If a company chooses to implement an installed LMS in-house vs. SaaS, there may be challenges. For instance, e-learning specialist Muhammad said it can be tough to develop in-house expertise to maintain and troubleshoot system issues. “If a cloud solution was used, turnaround time for customizations and configuration would be much shorter,” he said. “This would also apply to installing system updates.”
For in-house system maintenance, he said customers can use a team approach to bridge the knowledge gap. “I create a plan where they have two to four system administrators — IT staff and technical trainers — working together to solve and troubleshoot. These staff members are relying on each other’s expertise and an online repository to record and track issues. This gives them a collective knowledge base to find and develop solutions.”

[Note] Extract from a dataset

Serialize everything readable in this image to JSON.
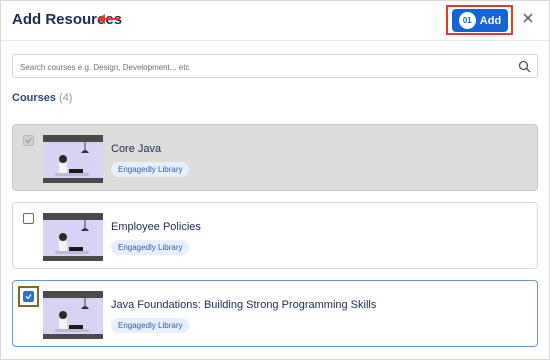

Because Alameda County’s system is hosted, Lum said the challenges related to the installed system over SaaS are service and upgrades. “We’d expect more responsive service from an SaaS provider, because the consequence is that we don’t renew our subscription. Also, there would be less need to upgrade software unless other users of our version have similar concerns or issues.” To deal with these challenges, she said the county has become more proactive in working with its vendor to meet and anticipate needs, pushing for necessary upgrades or fixes.
As with all technology, SaaS systems improve daily, but there is a perception that as a shared platform, a cloud application has less functionality, and concerns over integration with other databases persist.
If these issues are familiar, but a move to the cloud is still desirable, Cazella said to use an application program interface to help bridge the gap with an SaaS application. “APIs can allow third-party integration as well as some level of data manipulation, but not all vendors offer APIs. The challenge for SaaS providers is to allow customers to modify their systems both in presentation and functionality without affecting the core applications.”
Muhammad said cloud applications are viable options for various organizations, especially if they lack the staff and resources to maintain such services in-house. “Even though many of my clients prefer the control we gain by using installed software, we must keep an optimistic eye on SaaS and cloud services over the next few years and re-evaluate what they bring to the table.”